While there are some exceptions, individuals typically align themselves with the communication preferences of their generation. Several factors can influence these generations and how they communicate, including the adoption of new technologies, how they were raised, prevalent beliefs and societal expectations.
- Baby Boomers – During the Baby Boomers’ lifetime, phones transitioned from bulky, stay-at-home devices, to cellphones. And while many boomers have cell phones, they might still be a little reluctant to rely on them. Studies have shown Baby Boomers prefer email communication for work. They also appreciate face-to-face conversation.
- Generation X – Early adopters of email and other advancements, Gen Xers are similar to Baby Boomers in that they prefer email communication – preferably, short, to-the-point messages as opposed to longer ones. They’re also willing to adapt to using newer technologies and often act as a bridge between older and younger generations.
- Millennials – Only the oldest Millennials remember days without cellphones or the Internet. 55% of Millennial bosses are more likely to communicate via direct messaging, followed by email at 28%, according to a recent survey. Only 14% indicated in-person, and 3% said phone – showing a prominent preference for digital communication among this age group.

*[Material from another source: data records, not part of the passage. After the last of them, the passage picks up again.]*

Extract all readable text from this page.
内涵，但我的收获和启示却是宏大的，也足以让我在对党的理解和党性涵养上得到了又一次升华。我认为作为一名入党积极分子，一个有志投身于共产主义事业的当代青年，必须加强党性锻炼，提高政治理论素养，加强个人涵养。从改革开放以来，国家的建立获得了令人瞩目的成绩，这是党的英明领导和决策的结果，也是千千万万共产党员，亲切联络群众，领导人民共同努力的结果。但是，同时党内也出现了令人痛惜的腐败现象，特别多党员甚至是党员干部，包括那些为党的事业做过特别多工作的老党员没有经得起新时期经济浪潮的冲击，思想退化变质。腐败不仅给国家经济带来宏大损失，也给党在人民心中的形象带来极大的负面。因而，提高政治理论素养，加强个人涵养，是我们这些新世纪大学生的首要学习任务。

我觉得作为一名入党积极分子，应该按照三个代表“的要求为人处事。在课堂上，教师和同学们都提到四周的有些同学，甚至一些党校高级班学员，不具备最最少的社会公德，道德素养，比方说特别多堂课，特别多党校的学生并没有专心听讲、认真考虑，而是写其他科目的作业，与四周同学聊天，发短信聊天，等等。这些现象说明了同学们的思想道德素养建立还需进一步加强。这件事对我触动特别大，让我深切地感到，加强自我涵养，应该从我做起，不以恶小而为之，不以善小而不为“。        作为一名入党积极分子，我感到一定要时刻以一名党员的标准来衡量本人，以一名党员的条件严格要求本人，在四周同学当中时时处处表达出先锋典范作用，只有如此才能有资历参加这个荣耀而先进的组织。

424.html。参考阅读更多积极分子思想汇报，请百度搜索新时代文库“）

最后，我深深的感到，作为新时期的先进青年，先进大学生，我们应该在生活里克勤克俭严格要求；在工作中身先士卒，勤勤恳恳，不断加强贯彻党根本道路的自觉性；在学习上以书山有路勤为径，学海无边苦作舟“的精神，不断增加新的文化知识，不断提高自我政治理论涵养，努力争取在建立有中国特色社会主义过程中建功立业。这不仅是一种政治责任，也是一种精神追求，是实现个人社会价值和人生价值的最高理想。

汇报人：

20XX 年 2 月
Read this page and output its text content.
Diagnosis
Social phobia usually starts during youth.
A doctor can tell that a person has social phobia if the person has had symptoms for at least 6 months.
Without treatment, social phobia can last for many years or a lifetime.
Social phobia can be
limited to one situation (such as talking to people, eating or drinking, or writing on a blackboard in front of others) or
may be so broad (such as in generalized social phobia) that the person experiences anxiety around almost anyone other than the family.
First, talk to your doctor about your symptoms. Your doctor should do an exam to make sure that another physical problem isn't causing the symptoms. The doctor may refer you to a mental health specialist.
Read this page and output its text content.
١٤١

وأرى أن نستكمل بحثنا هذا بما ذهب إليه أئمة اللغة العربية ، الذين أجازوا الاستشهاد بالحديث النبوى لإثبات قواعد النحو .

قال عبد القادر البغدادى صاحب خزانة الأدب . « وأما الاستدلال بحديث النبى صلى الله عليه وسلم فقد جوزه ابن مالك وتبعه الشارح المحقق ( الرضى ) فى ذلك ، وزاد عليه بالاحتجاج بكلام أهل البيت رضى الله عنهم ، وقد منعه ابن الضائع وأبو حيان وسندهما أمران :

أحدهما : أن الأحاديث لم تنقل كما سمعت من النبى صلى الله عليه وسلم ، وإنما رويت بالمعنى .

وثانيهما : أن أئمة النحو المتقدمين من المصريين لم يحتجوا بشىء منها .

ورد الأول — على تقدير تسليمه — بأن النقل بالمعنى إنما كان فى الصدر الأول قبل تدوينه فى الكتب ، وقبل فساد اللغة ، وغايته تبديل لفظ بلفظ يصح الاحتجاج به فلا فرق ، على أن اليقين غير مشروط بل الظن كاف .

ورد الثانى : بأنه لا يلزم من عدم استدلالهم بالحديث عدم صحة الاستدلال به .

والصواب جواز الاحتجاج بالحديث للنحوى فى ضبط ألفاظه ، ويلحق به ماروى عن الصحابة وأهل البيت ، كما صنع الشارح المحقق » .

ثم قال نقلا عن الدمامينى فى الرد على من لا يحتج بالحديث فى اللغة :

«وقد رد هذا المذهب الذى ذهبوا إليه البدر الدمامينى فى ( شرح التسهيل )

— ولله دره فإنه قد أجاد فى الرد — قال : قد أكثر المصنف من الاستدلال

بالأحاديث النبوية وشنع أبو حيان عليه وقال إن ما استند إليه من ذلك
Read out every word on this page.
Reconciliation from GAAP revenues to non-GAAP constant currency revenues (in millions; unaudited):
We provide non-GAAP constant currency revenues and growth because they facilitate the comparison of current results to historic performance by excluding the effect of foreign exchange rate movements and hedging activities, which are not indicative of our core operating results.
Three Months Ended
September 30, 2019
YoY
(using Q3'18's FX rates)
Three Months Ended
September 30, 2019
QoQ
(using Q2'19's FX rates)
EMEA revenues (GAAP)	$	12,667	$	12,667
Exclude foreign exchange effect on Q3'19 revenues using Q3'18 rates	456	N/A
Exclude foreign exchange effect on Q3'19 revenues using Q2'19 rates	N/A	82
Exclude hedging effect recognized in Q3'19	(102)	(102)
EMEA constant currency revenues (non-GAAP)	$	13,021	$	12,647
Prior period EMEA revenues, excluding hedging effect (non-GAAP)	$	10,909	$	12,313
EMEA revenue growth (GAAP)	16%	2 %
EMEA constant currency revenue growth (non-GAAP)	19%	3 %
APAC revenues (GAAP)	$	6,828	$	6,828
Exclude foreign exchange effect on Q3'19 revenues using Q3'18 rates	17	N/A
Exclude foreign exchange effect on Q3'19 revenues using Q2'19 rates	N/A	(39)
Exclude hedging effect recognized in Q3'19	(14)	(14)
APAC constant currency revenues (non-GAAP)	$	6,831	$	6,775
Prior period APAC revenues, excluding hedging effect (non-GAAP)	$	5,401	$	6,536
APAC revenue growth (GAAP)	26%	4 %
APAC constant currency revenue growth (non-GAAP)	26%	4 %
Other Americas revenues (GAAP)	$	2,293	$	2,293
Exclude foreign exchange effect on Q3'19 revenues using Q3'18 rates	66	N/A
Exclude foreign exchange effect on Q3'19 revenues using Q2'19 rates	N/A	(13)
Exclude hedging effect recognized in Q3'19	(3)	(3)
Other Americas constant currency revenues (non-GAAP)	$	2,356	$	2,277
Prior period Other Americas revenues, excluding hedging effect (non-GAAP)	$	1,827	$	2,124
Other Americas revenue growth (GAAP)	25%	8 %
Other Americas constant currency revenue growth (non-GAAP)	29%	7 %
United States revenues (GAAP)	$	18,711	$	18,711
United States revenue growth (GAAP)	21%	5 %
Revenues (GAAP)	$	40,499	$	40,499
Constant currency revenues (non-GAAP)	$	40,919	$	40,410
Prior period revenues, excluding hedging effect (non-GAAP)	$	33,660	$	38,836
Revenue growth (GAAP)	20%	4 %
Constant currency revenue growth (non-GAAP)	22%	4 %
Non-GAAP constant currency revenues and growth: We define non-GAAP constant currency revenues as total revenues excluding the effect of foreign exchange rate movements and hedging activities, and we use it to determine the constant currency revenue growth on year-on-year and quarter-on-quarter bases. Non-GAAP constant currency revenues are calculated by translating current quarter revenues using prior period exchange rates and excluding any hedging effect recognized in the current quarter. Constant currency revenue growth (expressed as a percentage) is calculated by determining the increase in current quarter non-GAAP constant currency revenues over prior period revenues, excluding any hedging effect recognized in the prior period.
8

- Generation Z – As true digital natives, it makes sense that Gen Z is quick to adapt to new technologies and might opt to communicate through instant messaging or text. On the other hand, some research indicates these young employees also expect frequent in-person communication with their superiors.
How to Encourage Cross-Generational Collaboration
With disparate preferences, abilities and expectations, how can a leader encourage communication and disseminate information effectively across all ages within the organization?
- Train employees how, why and when to use each communication method. Not everyone is going to pick up on new technologies immediately, so leaders need to ensure proper training is in place to bring everyone up to speed. It’s not that older generations might not want to use instant messaging, or that younger generations abhor in-person meetings – rather, they might just not recognize the value. As an effective business leader, you can show how these forms of communication make sense and improve productivity in various situations.
- Acknowledge different expectations and approaches. Encouraging intergenerational relationships may require some adaptation or compromise on everybody’s part – including that of the business leaders. Forcing a transition onto a platform that doesn’t make sense to Baby Boomers – or one that they simply do not enjoy – is only going to create problems down the road. Instead, find effective routes that make sense for everyone involved. For example, perhaps group brainstorming is done through video or discussion board tools, but one-on-one meetings are held in person.
- Encourage younger generations to innovate. If you have Millennials or Generation Z employees, you’re in luck. They can bring a wealth of knowledge when it comes to new technology and its applications. This is a plus for your business – try tasking younger employees with finding more effective modes of communication, apps to improve efficiency or ways to collaborate on- and off-line.
- Avoid developing disconnected siloes. Unfortunately, it can be easy for employees to only interact with others their age – simply because of these preferred communication methods. To prevent your organization from becoming disconnected, try grouping diverse ages together for problem-solving or critical-thinking tasks. Sometimes breaking down barriers just requires a discussion.
- Send out a survey to gauge response. When launching a new program, collaborative tool or communication channel, distribute a survey to gauge each age group’s response. This tool can provide a basis for additional training or adjustments needed for everyday utilization. It creates an environment where employees feel more comfortable voicing their needs and concerns. In addition, it can help leaders understand who their workforce consists of, their expectations and their comfort level when it comes to new technologies.
- Promote an inclusive and respectful workspace. When it comes down to it, the best performing companies are ones where each employee feels like they belong. They’re going to be more productive, care more about the future of the organization and have a sense of ownership. Leaders can help instill a culture of inclusion and respect from the top-down.
Here at Aker Ink, we’re lucky to work with a range of ages. It has made us a stronger team and able to embrace both traditional and newer tactics within the PR and marketing fields. It’s also taught us the importance of age-appropriate communication and delivery methods.
Effective communication that resonates with each individual employee – whether they’re 21 or 58 – is the key to a productive organization. Enhancing your internal communication strategies to fit each generation’s needs can lead to improved collaboration and employee retention. Celebrate these differences and the unique benefits they can bring your organization.